Art. 2º. Nos períodos de 20 de dezembro de 2006 a 31 de janeiro de 2007 e de 2 a 31 de julho de 2007, excetuadas disposições legais em contrário, ficam suspensos os prazos processuais.

Art. 3º. Este ato regimental entra em vigor na data de sua publicação, ficando suspensas, durante sua vigência, as normas, resoluções e atos regimentais que com ele conflitem, inclusive a Resolução nº 6, de 06 de setembro de 2005.

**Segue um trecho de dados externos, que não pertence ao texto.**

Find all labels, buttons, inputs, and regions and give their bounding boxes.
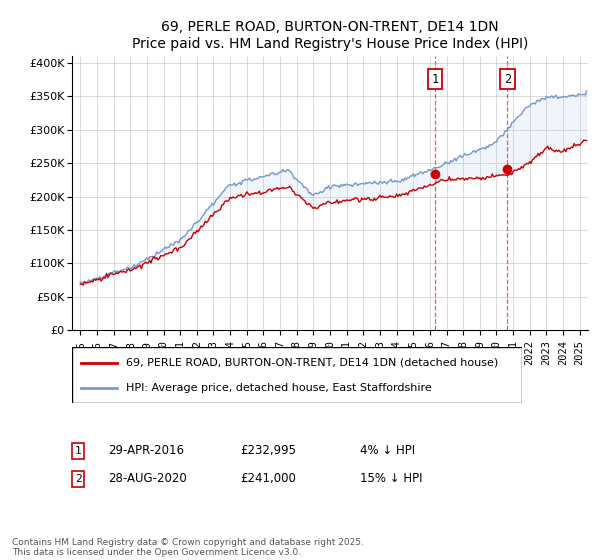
- Title: 69, PERLE ROAD, BURTON-ON-TRENT, DE14 1DN
Price paid vs. HM Land Registry's Hous: 69, PERLE ROAD, BURTON-ON-TRENT, DE14 1D…: [132, 21, 528, 50]
- Text: £232,995: £232,995: [240, 444, 296, 458]
- Text: £241,000: £241,000: [240, 472, 296, 486]
- Text: 2: 2: [504, 73, 511, 86]
- Text: 28-AUG-2020: 28-AUG-2020: [108, 472, 187, 486]
- Text: 1: 1: [74, 446, 82, 456]
- Text: 1: 1: [432, 73, 439, 86]
- Text: 2: 2: [74, 474, 82, 484]
- Text: 29-APR-2016: 29-APR-2016: [108, 444, 184, 458]
- Text: 69, PERLE ROAD, BURTON-ON-TRENT, DE14 1DN (detached house): 69, PERLE ROAD, BURTON-ON-TRENT, DE14 1D…: [126, 358, 498, 368]
- Text: 15% ↓ HPI: 15% ↓ HPI: [360, 472, 422, 486]
- FancyBboxPatch shape: [72, 347, 522, 403]
- Text: 4% ↓ HPI: 4% ↓ HPI: [360, 444, 415, 458]
- Text: Contains HM Land Registry data © Crown copyright and database right 2025.
This d: Contains HM Land Registry data © Crown c…: [12, 538, 364, 557]
- Text: HPI: Average price, detached house, East Staffordshire: HPI: Average price, detached house, East…: [126, 382, 432, 393]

Desembargador LÉCIO RESENDE DA SILVA

Presidente

2. O nobre Procurador-Geral da República sustenta que as normas questionadas afrontam, flagrantemente, a Constituição pois “a Resolução 24 deu sinal aos órgãos do Poder Judiciário de que as férias coletivas estariam restauradas. Produto dessa corrente, editou-se o Ato Regimental n. 5, de 10 de novembro de 2006, pelo TJDFT, que restabeleceu a prática das férias, a serem obrigatoriamente gozadas pelos magistrados nos meses de janeiro e julho. … A norma procedimental ditada no dispositivo constitucional (art. 93, XII), que vaticina ser ‘a atividade jurisdicional … ininterrupta, sendo vedado férias coletivas nos juízes e tribunais de segundo grau…’, teve sua eficácia nítida e frontalmente esvaziada pela mencionada Resolução 24, do CNJ, e, em seqüência, pelo Ato Regimental n. 5, do TJDFT.” (fls. 06)

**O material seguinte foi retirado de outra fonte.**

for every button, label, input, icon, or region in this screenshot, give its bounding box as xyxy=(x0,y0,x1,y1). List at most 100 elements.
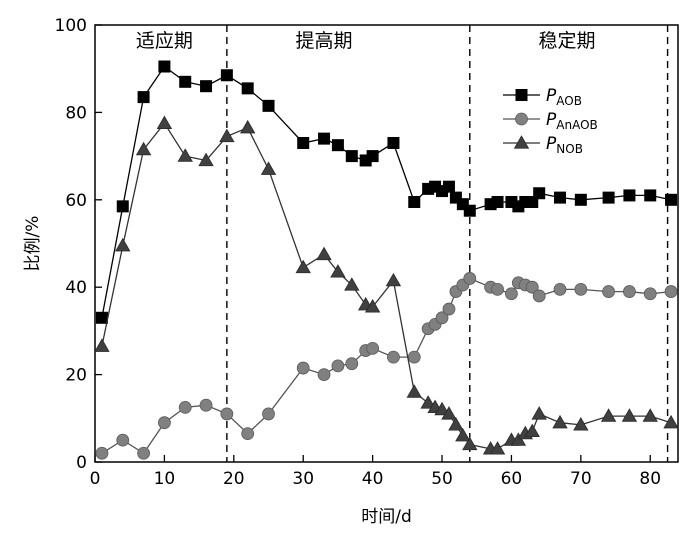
legend-marker xyxy=(515,89,528,101)
series-aob xyxy=(95,60,678,324)
data-point-nob xyxy=(441,406,457,420)
data-point-aob xyxy=(137,91,150,104)
legend-label: PAnAOB xyxy=(546,110,598,132)
legend-label: PNOB xyxy=(546,134,583,156)
data-point-aob xyxy=(95,311,108,324)
y-tick-label: 60 xyxy=(65,191,87,211)
legend-label-sub: AnAOB xyxy=(556,118,598,132)
x-tick-label: 10 xyxy=(154,469,176,489)
x-tick-label: 50 xyxy=(431,469,453,489)
phase-label: 提高期 xyxy=(296,30,353,52)
data-point-nob xyxy=(448,417,464,431)
data-point-anaob xyxy=(532,289,546,303)
data-point-nob xyxy=(364,299,381,313)
x-tick-label: 30 xyxy=(292,469,314,489)
data-point-nob xyxy=(434,401,450,416)
data-point-anaob xyxy=(442,302,456,316)
data-point-nob xyxy=(600,408,617,422)
data-point-anaob xyxy=(664,285,678,298)
data-point-anaob xyxy=(137,446,150,460)
data-point-aob xyxy=(200,80,213,93)
data-point-aob xyxy=(387,136,400,149)
data-point-anaob xyxy=(199,398,213,412)
legend-label-main: P xyxy=(546,110,557,130)
data-point-anaob xyxy=(553,282,567,296)
data-point-aob xyxy=(554,191,567,204)
data-point-nob xyxy=(524,423,540,438)
data-point-aob xyxy=(491,195,504,208)
data-point-aob xyxy=(331,139,344,152)
legend-label-sub: AOB xyxy=(556,94,582,108)
data-point-anaob xyxy=(505,287,518,301)
data-point-aob xyxy=(533,187,546,200)
y-tick-label: 0 xyxy=(76,453,87,473)
legend-label: PAOB xyxy=(546,86,582,108)
series-line xyxy=(101,65,672,318)
data-point-anaob xyxy=(241,427,255,440)
data-point-nob xyxy=(260,161,277,175)
series-nob xyxy=(94,115,679,455)
data-point-anaob xyxy=(345,357,359,371)
data-point-aob xyxy=(574,193,587,206)
data-point-nob xyxy=(177,148,193,162)
data-point-nob xyxy=(455,427,471,442)
data-point-aob xyxy=(297,136,310,149)
series-anaob xyxy=(95,272,678,460)
data-point-anaob xyxy=(602,285,615,298)
data-point-anaob xyxy=(95,446,109,460)
phase-label: 适应期 xyxy=(136,30,193,52)
data-point-aob xyxy=(116,200,129,213)
phase-boundaries xyxy=(226,25,669,462)
data-point-nob xyxy=(489,441,506,455)
data-point-aob xyxy=(644,189,657,202)
data-point-aob xyxy=(602,191,615,204)
data-point-nob xyxy=(552,414,568,429)
legend-marker xyxy=(513,135,530,149)
data-point-aob xyxy=(463,204,476,217)
x-tick-label: 80 xyxy=(639,469,661,489)
data-point-nob xyxy=(330,264,346,278)
data-point-nob xyxy=(316,246,332,261)
data-point-anaob xyxy=(643,287,657,301)
data-point-nob xyxy=(94,338,110,352)
y-tick-label: 100 xyxy=(55,16,87,36)
data-point-anaob xyxy=(178,400,192,414)
phase-label: 稳定期 xyxy=(538,30,595,52)
data-point-aob xyxy=(262,99,275,112)
data-point-aob xyxy=(449,191,462,204)
data-point-nob xyxy=(663,414,679,429)
plot-area xyxy=(94,24,679,463)
data-point-nob xyxy=(420,395,436,409)
legend-item: PAnAOB xyxy=(503,110,598,132)
data-point-anaob xyxy=(574,282,588,296)
data-point-nob xyxy=(115,237,131,252)
data-point-nob xyxy=(462,436,478,451)
data-point-aob xyxy=(366,150,379,163)
data-point-nob xyxy=(510,432,527,446)
data-point-nob xyxy=(531,406,547,420)
y-tick-label: 20 xyxy=(65,366,87,386)
data-point-anaob xyxy=(463,272,477,285)
data-point-anaob xyxy=(366,341,380,355)
data-point-aob xyxy=(220,69,233,82)
y-axis-label: 比例/% xyxy=(23,216,43,272)
data-point-nob xyxy=(344,277,360,291)
series-layer xyxy=(94,60,679,460)
data-point-anaob xyxy=(296,361,310,375)
data-point-aob xyxy=(179,75,192,88)
data-point-anaob xyxy=(116,433,130,447)
y-tick-label: 80 xyxy=(65,103,87,123)
data-point-nob xyxy=(156,115,173,129)
x-tick-label: 70 xyxy=(570,469,592,489)
x-axis-label: 时间/d xyxy=(361,507,412,527)
data-point-anaob xyxy=(435,311,449,325)
data-point-anaob xyxy=(387,350,400,364)
data-point-nob xyxy=(135,141,152,156)
data-point-anaob xyxy=(525,280,539,294)
y-tick-label: 40 xyxy=(65,278,87,298)
data-point-aob xyxy=(345,150,358,163)
data-point-aob xyxy=(442,180,455,193)
data-point-anaob xyxy=(220,407,234,421)
data-point-anaob xyxy=(623,285,636,298)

Requer o Procurador-Geral da República seja deferida “medida cautelar, com eficácia ex nunc, nos termos previstos no art. 10 da Lei n. 9.868/99 e no artigo 170, §§ 1º e 3º do Regimento Interno do Supremo Tribunal Federal” (fls. 08) para suspender os efeitos do Ato Regimental n. 5, de 10 de novembro de 2006, do Tribunal de Justiça do Distrito Federal e Territórios, e da Resolução n. 24, de 24 de outubro de 2006, do Conselho Nacional de Justiça, por ofensa aos arts. 93, inc. XII e 103-B, da Constituição da República.

No mérito, pede seja julgada procedente a presente ação para se declarar a inconstitucionalidade dos dispositivos impugnados.

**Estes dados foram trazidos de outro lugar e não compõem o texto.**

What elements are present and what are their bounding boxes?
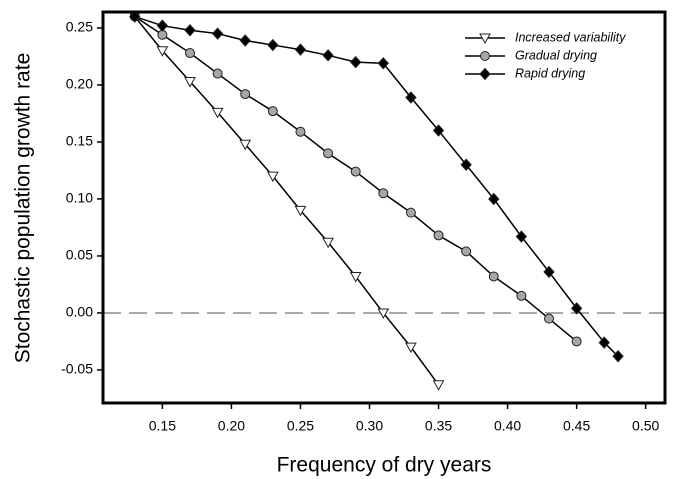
- marker: [488, 192, 500, 206]
- legend-marker: [479, 33, 491, 45]
- x-tick-label: 0.50: [632, 418, 659, 434]
- marker: [543, 265, 555, 279]
- marker: [295, 126, 306, 137]
- x-tick-label: 0.40: [494, 418, 521, 434]
- marker: [129, 10, 141, 23]
- marker: [323, 148, 334, 159]
- marker: [488, 271, 499, 282]
- plot-frame: [101, 10, 667, 405]
- marker: [184, 48, 195, 59]
- marker: [461, 246, 472, 257]
- marker: [516, 290, 527, 301]
- marker: [239, 139, 252, 151]
- x-axis-label: Frequency of dry years: [277, 454, 492, 477]
- marker: [433, 230, 444, 241]
- y-tick-label: -0.05: [61, 361, 93, 377]
- marker: [156, 19, 169, 32]
- marker: [460, 158, 472, 171]
- marker: [184, 77, 196, 88]
- marker: [184, 23, 196, 37]
- marker: [294, 43, 307, 56]
- marker: [378, 188, 389, 199]
- marker: [571, 336, 582, 347]
- y-tick-label: 0.00: [66, 304, 93, 320]
- y-tick-label: 0.10: [66, 190, 93, 206]
- series-line: [134, 16, 440, 386]
- legend-label: Rapid drying: [515, 66, 585, 80]
- marker: [515, 230, 528, 243]
- x-tick-label: 0.20: [218, 418, 245, 434]
- marker: [294, 205, 307, 217]
- y-tick-label: 0.20: [66, 76, 93, 92]
- x-tick-label: 0.30: [356, 418, 383, 434]
- marker: [267, 106, 278, 117]
- y-tick-label: 0.05: [66, 247, 93, 263]
- y-tick-label: 0.15: [66, 133, 93, 149]
- marker: [211, 27, 224, 40]
- marker: [377, 308, 390, 319]
- legend-label: Gradual drying: [515, 48, 597, 62]
- marker: [212, 68, 223, 79]
- marker: [544, 313, 555, 324]
- marker: [598, 336, 610, 349]
- marker: [350, 166, 361, 177]
- marker: [570, 302, 583, 315]
- marker: [432, 124, 445, 137]
- marker: [266, 171, 279, 183]
- marker: [612, 350, 624, 363]
- legend-marker: [480, 51, 490, 61]
- legend-label: Increased variability: [515, 30, 626, 44]
- marker: [377, 57, 389, 70]
- marker: [350, 55, 362, 69]
- x-tick-label: 0.35: [425, 418, 452, 434]
- marker: [322, 49, 334, 62]
- marker: [211, 107, 224, 119]
- marker: [405, 91, 417, 104]
- y-axis-label: Stochastic population growth rate: [12, 53, 35, 364]
- marker: [405, 207, 416, 218]
- marker: [156, 46, 169, 57]
- marker: [349, 271, 362, 283]
- marker: [239, 34, 251, 47]
- x-tick-label: 0.45: [563, 418, 590, 434]
- x-tick-label: 0.25: [287, 418, 314, 434]
- y-tick-label: 0.25: [66, 19, 93, 35]
- marker: [267, 38, 279, 52]
- marker: [432, 380, 445, 391]
- legend-marker: [479, 67, 491, 81]
- marker: [322, 237, 334, 249]
- marker: [405, 342, 417, 354]
- x-tick-label: 0.15: [149, 418, 176, 434]
- marker: [240, 89, 251, 100]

Nos termos do § 3º do art. 10 da Lei n. 9.868/99, considerando-se a urgência que o caso impõe, por cuidarem as normas questionadas de férias coletivas dos magistrados, cujo período próximo de fruição se daria a partir de 2 de janeiro de 2007 – com todas as providências antecipatórias que teriam de ser adotadas pelos juízos e tribunais se aquelas prevalecerem – e, ainda, pela necessidade de se dotar de segurança jurídica os profissionais que compõem a comunidade jurídica além dos magistrados, tais como os advogados e membros do Ministério Público, e, principalmente, os jurisdicionados, adotei a providência de deixar de determinar a audiência prévia das autoridades das quais emanaram os atos aqui impugnados em razão da excepcionalidade da situação.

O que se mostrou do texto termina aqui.